Gabriel Mahia Systems · Power · Strategy

Closing Arc #1: What Institutions Are For

Institutions are the mechanism through which human beings coordinate their behaviour, enforce their agreements, and provide for their collective needs. Everything else about them is secondary to this function.

The Foundational Function

Institutions exist because human beings need to coordinate their behaviour with strangers — people they do not know personally, whose interests are not identical to their own, and whose future behaviour they cannot fully predict — in ways that allow the collective action that individual action cannot produce. The market that allows strangers to exchange goods and services without prior acquaintance. The government that provides the public goods that private actors will not provide because the benefits cannot be restricted to those who pay for them. The professional association that maintains quality standards that individual practitioners could not credibly commit to without institutional certification. The religious institution that provides the community and the moral framework that sustains individual commitment to collective obligations. Each of these institutions performs the foundational coordination function in a specific domain and for a specific population.

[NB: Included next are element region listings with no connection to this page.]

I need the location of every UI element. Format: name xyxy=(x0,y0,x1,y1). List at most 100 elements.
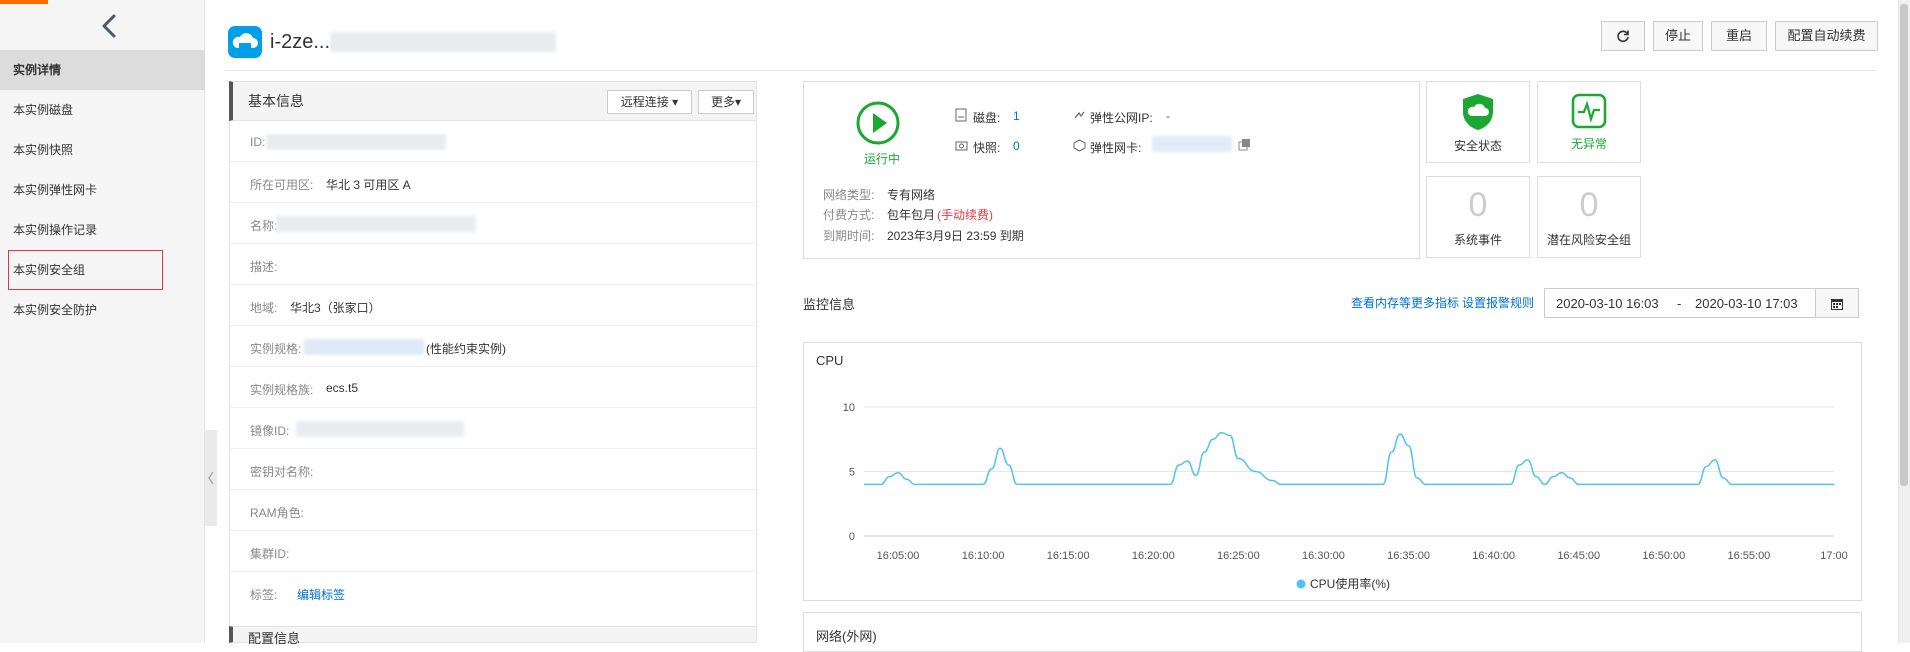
config-info-header: 配置信息 xyxy=(229,626,757,646)
sidebar-item-operation-log[interactable]: 本实例操作记录 xyxy=(0,210,205,250)
x-tick-label: 16:25:00 xyxy=(1217,550,1260,562)
x-tick-label: 16:40:00 xyxy=(1472,550,1515,562)
info-row-id: ID: xyxy=(230,122,756,162)
calendar-icon xyxy=(1831,299,1843,310)
chart-title: CPU xyxy=(816,353,843,368)
keypair-label: 密钥对名称: xyxy=(250,465,314,479)
calendar-button[interactable] xyxy=(1815,288,1859,318)
snapshot-count-link[interactable]: 0 xyxy=(1013,139,1020,153)
collapse-sidebar-handle[interactable] xyxy=(205,430,217,526)
network-type-value: 专有网络 xyxy=(887,188,936,202)
scrollbar-thumb[interactable] xyxy=(1900,4,1908,486)
region-value: 华北3（张家口） xyxy=(290,301,381,315)
x-tick-label: 17:00 xyxy=(1820,550,1848,562)
range-end: 2020-03-10 17:03 xyxy=(1695,296,1798,311)
stop-button[interactable]: 停止 xyxy=(1653,21,1703,51)
x-tick-label: 16:55:00 xyxy=(1727,550,1770,562)
billing-label: 付费方式: xyxy=(823,208,875,222)
info-row-region: 地域: 华北3（张家口） xyxy=(230,286,756,326)
info-row-tags: 标签: 编辑标签 xyxy=(230,573,756,613)
cpu-series-line xyxy=(863,432,1834,486)
sidebar-item-eni[interactable]: 本实例弹性网卡 xyxy=(0,170,205,210)
info-row-spec: 实例规格: (性能约束实例) xyxy=(230,327,756,367)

The secondary functions of institutions — the provision of specific services, the enforcement of specific norms, the management of specific resources — are expressions of the foundational coordination function in specific domains. Understanding what institutions are for requires holding the foundational function in view alongside the specific functions: the institution that is performing its secondary functions well but failing its foundational function is not performing well in any sense that matters for the populations it is supposed to serve.

Institutions are for enabling the collective action that individuals cannot achieve alone. Every other function they perform is an application of this foundational purpose. The institution that forgets its foundational purpose — that optimises for its secondary functions, its own perpetuation, or the interests of its most powerful participants — has substituted institutional self-interest for the purpose that justifies the institution's existence.